Australian Open: Prajnesh looks for balance

MELBOURNE: Prajnesh Gunneswaran is happy, but he's far from satisfied.

But given the roller-coaster start to his career, more a downward spiral, his joy is contained. Some three years ago, at the age of 26, when Gunneswaran got off the blocks again, it was only to finish a castle he had begun to build as a child. Then unexpectedly, his knees held, the cracks of the stress fractures healed. From 1500-plus in the rankings in the summer 2015, to just outside the top-100 and a first main draw berth in a Grand Slam is one heck of a ride. And reason to smile.

In the first round of the Australian Open on Monday, the 29-yearold Indian will play, the soon-to-be 21, Frances Tiafoe, ranked some 70 spots higher than him in the rankings, in what will be their first meeting. "I'm really happy, I know I don't have 50 Grand Slams ahead of me, at best I have 5-6 years of singles on the Tour left. I'm only playing singles," he said. "I believe I can do something in the main draw. It is a tough main draw, but that's how it is in Grand Slams. I could've drawn Novak Djokovic and then I would've been hoping for a miracle. It is a big deal to qualify, but the tournament is not over for me. I've come close before, so qualifying feels really good."

Gunneswaran, ranked No.112, took a day off from practice after finishing the qualifying competition on Friday. "I'll prepare the best I can, the pressure is on him, he's the one ranked in the top-40," he said of the American world No. 39. "I've had three qualifying round wins, but it's best of five sets, the only time I've played best-of-five is Davis Cup."

Gunneswaran, who lost to American Michael Mmoh in the first round in Pune, said his form had improved in Melbourne. "I didn't play my best in Pune, but I played like I wanted to play, I went for my shots. I didn't execute properly in that I made too many errors," he explained.

"I want to approach a short ball aggressively, finish the point, rather than wait for three or four chances to do that. At the top-level, you'll only get that chance once."

The Chennai-based pro added, "For now, I would like to find a balance, understand when to attack and when I should hold back a little, because you don't want to throw away matches with too many errors. That's of course until I fully transition. I'm 29, older than most players at this stage of their careers, so it's smarter for me to play the tennis I'm capable of rather than get into a physical battle.
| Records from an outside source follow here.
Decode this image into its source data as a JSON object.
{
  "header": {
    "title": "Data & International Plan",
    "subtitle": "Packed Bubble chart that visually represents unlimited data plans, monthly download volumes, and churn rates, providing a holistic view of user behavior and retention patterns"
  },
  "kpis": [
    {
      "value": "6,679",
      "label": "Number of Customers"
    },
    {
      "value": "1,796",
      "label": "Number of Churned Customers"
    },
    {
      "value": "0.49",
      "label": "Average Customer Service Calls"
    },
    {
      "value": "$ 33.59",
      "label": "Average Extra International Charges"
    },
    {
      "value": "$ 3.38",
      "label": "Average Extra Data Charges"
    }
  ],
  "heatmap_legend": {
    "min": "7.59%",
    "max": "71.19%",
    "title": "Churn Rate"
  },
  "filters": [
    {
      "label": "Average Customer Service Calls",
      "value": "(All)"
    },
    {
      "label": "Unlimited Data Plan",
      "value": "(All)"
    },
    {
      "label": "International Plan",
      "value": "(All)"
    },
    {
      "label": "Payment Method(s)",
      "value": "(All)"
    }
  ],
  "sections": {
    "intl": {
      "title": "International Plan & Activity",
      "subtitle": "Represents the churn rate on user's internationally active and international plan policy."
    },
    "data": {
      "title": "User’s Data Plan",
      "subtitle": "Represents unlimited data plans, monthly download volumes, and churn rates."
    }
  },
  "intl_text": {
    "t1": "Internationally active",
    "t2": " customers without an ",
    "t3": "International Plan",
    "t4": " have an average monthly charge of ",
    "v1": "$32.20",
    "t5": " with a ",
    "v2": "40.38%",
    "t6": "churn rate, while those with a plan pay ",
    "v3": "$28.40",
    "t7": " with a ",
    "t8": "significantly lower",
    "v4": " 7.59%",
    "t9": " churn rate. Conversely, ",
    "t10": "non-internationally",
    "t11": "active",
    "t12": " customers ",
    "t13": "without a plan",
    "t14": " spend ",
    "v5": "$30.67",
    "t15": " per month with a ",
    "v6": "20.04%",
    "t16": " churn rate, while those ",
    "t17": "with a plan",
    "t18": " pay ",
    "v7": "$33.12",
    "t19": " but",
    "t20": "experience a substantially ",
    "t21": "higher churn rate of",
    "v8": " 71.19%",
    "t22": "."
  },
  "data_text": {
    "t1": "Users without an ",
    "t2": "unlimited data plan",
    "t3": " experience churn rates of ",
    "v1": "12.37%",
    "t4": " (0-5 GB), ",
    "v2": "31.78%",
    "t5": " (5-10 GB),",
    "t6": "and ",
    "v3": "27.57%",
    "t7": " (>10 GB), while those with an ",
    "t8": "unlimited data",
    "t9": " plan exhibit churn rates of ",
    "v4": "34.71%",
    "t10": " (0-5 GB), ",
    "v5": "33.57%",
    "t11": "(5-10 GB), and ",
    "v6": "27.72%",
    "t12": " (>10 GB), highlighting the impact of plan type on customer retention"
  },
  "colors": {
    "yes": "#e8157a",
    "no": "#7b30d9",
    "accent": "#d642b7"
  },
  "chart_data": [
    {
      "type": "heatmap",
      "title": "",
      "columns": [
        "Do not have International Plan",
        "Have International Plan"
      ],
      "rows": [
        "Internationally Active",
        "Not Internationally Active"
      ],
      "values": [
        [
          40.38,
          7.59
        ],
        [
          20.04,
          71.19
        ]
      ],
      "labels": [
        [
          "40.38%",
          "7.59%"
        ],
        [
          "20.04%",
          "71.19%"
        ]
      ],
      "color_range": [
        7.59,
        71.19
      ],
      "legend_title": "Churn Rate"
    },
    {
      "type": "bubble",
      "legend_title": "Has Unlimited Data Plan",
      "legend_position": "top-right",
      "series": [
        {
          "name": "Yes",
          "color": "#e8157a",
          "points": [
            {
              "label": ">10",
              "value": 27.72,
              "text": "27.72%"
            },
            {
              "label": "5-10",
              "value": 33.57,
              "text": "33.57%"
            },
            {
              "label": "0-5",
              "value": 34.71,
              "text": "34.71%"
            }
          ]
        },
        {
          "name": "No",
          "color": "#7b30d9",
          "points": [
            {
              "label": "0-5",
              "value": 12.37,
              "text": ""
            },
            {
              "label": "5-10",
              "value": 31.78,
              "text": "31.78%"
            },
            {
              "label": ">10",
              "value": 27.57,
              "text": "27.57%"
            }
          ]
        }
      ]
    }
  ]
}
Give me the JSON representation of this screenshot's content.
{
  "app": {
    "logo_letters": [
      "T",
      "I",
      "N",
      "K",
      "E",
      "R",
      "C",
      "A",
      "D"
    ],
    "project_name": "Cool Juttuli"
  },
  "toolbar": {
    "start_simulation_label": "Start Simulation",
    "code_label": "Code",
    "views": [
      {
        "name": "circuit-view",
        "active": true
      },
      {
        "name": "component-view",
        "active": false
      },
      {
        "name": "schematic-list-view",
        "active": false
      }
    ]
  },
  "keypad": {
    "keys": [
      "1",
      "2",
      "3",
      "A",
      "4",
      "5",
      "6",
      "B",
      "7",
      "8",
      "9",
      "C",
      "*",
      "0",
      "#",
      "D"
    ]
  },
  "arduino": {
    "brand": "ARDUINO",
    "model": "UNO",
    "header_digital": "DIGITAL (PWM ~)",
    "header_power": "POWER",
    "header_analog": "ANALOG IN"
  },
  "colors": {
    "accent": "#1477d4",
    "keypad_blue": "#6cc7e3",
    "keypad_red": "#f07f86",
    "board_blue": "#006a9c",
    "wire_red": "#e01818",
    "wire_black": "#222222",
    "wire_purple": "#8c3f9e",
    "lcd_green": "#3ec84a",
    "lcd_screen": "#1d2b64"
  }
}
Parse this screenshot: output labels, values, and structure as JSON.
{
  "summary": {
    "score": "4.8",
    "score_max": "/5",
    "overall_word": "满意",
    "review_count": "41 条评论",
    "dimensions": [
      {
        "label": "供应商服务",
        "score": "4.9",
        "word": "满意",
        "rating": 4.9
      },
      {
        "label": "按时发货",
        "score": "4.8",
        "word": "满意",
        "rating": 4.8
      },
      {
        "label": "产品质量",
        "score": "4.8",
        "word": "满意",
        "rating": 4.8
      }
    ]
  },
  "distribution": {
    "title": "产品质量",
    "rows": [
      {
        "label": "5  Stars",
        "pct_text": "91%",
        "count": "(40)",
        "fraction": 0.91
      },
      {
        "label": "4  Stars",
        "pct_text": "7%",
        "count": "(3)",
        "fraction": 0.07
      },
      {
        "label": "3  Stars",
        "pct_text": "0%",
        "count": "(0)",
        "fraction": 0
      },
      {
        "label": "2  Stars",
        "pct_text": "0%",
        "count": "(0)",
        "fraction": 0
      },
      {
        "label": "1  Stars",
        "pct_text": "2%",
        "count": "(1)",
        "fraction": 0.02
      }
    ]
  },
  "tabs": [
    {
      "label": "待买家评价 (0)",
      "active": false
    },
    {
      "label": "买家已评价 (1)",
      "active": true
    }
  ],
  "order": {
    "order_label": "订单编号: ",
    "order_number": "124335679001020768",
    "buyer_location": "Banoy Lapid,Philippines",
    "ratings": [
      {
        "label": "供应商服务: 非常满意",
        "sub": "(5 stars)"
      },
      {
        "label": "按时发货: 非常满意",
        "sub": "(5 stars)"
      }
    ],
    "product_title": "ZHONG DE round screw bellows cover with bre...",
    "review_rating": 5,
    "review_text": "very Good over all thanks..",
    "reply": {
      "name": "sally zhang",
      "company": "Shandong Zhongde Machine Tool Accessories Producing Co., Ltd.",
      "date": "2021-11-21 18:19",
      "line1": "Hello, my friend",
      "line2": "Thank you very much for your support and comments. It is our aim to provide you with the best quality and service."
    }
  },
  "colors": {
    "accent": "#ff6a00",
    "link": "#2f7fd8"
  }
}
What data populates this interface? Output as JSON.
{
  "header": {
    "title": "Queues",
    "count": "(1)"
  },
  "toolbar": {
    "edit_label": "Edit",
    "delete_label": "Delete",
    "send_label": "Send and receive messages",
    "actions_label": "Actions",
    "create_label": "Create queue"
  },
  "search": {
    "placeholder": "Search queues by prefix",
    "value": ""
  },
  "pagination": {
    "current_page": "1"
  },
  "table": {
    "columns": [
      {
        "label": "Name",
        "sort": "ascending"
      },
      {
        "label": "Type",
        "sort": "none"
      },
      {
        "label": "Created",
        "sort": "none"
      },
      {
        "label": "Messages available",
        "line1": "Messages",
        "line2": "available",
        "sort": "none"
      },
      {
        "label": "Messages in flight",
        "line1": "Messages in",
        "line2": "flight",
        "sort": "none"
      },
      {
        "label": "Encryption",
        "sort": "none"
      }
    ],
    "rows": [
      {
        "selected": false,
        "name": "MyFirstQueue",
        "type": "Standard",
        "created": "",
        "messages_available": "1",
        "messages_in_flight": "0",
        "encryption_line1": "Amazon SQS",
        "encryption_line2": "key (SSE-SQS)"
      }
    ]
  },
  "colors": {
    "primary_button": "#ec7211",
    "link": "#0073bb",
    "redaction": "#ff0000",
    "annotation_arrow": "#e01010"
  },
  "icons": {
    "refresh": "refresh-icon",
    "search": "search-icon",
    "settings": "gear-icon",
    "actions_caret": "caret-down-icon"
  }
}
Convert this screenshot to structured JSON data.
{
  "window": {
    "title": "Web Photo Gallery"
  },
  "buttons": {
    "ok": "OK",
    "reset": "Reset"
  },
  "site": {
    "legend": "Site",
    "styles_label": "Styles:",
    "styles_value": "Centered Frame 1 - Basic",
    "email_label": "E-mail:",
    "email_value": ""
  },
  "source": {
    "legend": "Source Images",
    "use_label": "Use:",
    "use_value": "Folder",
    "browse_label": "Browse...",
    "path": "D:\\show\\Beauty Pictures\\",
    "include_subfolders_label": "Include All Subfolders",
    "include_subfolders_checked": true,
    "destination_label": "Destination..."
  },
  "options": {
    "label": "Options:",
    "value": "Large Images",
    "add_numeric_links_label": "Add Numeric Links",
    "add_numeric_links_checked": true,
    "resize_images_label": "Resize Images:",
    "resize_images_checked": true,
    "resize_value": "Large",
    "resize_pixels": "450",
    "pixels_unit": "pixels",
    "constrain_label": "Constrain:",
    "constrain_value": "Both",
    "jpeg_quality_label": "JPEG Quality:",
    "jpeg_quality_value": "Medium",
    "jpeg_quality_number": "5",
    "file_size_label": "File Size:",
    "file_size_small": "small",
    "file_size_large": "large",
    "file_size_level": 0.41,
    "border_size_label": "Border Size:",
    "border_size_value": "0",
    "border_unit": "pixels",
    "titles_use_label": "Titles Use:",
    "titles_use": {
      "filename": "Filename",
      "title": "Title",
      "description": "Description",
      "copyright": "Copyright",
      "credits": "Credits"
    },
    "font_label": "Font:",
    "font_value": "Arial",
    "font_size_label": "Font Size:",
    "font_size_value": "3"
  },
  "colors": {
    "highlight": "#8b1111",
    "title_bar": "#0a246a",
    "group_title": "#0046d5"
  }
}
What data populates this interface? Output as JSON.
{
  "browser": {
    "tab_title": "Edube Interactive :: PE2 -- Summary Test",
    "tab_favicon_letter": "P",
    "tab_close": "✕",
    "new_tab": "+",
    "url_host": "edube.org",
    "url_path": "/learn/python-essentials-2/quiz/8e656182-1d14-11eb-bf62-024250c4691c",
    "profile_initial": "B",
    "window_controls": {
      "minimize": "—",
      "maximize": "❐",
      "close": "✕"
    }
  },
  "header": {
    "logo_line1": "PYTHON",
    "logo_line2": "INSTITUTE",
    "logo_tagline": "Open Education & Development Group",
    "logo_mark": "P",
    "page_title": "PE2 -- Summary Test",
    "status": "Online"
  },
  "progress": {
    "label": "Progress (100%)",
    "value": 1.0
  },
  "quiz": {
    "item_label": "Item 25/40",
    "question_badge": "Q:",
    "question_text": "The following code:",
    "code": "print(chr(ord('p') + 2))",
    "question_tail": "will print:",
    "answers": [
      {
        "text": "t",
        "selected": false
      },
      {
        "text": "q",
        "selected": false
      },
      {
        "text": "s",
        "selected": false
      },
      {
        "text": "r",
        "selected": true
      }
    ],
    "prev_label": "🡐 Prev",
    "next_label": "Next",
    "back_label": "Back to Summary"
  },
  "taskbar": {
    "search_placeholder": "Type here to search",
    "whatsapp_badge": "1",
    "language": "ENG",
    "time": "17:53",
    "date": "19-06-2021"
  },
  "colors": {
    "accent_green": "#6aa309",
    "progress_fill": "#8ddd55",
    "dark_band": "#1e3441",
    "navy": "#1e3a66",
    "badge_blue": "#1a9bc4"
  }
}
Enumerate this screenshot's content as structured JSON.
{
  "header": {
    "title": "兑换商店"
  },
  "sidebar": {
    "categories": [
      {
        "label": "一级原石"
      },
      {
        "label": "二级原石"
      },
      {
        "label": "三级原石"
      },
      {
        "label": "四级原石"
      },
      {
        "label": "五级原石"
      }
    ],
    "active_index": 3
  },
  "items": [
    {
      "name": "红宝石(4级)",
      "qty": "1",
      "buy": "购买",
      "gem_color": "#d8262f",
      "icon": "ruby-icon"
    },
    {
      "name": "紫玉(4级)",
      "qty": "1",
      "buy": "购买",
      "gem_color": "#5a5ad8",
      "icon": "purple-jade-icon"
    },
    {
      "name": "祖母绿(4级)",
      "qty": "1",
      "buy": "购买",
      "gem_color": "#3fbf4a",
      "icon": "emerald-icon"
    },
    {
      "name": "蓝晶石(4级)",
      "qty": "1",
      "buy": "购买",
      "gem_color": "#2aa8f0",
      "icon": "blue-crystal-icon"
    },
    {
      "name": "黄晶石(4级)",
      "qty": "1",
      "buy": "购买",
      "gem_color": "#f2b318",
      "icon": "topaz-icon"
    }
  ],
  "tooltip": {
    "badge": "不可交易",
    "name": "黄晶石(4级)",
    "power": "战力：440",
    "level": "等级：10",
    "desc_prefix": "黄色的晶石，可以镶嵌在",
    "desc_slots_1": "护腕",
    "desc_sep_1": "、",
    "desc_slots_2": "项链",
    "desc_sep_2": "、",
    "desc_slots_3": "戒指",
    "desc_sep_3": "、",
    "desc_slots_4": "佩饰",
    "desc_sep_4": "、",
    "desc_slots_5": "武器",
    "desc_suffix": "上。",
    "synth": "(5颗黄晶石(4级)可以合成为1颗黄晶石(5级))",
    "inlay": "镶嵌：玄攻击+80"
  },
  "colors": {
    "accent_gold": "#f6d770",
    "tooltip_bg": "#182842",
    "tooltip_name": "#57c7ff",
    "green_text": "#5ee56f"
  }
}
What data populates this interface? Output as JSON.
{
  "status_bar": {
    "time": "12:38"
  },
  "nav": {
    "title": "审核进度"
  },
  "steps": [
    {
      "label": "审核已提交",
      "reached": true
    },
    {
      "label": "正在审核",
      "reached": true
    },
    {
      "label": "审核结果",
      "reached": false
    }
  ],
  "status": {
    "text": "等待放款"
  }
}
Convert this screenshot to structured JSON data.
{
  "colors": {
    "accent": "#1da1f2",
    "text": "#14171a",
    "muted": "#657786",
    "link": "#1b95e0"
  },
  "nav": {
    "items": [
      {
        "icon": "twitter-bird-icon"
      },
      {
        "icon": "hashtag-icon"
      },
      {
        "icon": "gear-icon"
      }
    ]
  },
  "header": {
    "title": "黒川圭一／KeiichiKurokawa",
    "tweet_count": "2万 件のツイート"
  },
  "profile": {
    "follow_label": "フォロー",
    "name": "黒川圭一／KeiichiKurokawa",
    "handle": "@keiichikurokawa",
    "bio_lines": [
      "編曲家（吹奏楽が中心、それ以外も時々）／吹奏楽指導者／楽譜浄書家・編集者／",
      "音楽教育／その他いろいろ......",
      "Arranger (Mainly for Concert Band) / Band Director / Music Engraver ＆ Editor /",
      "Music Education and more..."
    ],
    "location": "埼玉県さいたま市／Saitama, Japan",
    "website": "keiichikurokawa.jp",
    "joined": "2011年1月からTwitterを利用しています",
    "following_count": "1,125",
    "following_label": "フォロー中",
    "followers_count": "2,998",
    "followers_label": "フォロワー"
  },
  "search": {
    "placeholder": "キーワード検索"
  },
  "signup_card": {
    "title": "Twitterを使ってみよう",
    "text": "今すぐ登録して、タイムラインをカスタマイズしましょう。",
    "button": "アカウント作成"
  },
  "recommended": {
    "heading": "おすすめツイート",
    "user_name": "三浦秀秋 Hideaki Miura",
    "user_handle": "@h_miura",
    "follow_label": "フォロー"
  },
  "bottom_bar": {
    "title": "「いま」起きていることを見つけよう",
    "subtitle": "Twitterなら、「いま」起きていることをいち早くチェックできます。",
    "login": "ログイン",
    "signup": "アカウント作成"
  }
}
It's easier to win with tennis, and more fun too."

Gunneswaran, a tall, lean construction, typical of a modern-day athlete, enjoyed the best win of his career in Stuttgart last year when he beat the world No.23 Denis Shapovalov in the first round on grass.

"I know I can play at that level, I've done it before," Gunneswaran said, "but the question is if I can sustain it for a whole match."